Grasses produce different carbohydrates during photosynthesis (see box). Fructan is one of these carbohydrates and acts as an energy source for grass. It ensures the growth of the plant. Fructan is produced during the day and used at night. The amount of fructan in grasses can vary greatly: per type of grass, per season and per day. The fructan content is highest at the end of the afternoon / early evening. However, this rule of thumb cannot always be used because the content also depends on:
- Nutrients in the soil
- Crop stage
For all these processes, there is no mechanism that stops the production of fructan. Grass produces fructan as long as it can. The moment that all preconditions are correct, fructan is converted into other building materials.
Sunlight, or actually its intensity, is important for the photosynthetic process. The more intense the sunlight, the better the photosynthesis. This means that more fructan can be created.
The temperature is important for the fructan content due to two processes. Firstly, grass does not grow at low soil temperatures, but it does make it fructan. The fructan that is produced during the day is then used at night. Secondly, at very low temperatures, fructan acts as "antifreeze" and as a result the content increases even further.
Nutrients in the soil
With a shortage of nutrients in the soil, grass cannot grow to its maximum, but the production of fructan continues. In addition, it is important to realize that each nutrient has its specific function.
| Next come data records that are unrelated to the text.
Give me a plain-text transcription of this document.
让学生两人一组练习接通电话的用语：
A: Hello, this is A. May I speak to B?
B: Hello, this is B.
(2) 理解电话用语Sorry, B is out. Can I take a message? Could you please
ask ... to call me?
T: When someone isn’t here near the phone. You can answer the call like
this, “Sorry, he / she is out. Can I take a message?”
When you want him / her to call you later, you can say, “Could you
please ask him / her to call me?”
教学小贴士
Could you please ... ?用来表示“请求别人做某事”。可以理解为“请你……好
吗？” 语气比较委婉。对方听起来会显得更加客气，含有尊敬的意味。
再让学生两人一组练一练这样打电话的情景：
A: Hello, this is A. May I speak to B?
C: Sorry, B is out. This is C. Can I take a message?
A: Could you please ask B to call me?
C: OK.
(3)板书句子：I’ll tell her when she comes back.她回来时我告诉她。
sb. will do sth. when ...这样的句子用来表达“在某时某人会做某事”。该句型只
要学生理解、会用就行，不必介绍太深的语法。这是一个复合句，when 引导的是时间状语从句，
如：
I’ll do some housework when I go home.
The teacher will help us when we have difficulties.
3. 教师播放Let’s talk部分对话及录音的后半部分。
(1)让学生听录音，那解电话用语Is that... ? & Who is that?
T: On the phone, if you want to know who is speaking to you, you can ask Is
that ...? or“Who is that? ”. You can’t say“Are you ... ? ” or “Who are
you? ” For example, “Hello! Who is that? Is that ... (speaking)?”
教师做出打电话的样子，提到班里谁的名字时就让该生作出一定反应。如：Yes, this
Insufficient rainfall deceases plant growth. Under dry conditions, grass prepares itself to form seeds and fructan is produced. Fructan accumulates because the grass no longer grows. The grass will also age quickly and the dry matter content (the part that contains all the nutrients) will increase.
The crop stage causes differences. Young grass has more room for fructan and old grass that goes to seed, grows less. In both cases, the fructan content in the grass increases. The stage in between grass grows well and consumes its fructan.
There are types of grasses on the market that contain much less fructan, the so-called 'horse mixes'. These consist of a mix of, for example, timothy, field meadow grass and red fescue.
In general, grass contains more fructan in spring and autumn. Spring because the nights are still cold, and autumn because the grass is outdated, many nutrients in the soil are released together and because of the colder temperatures at night.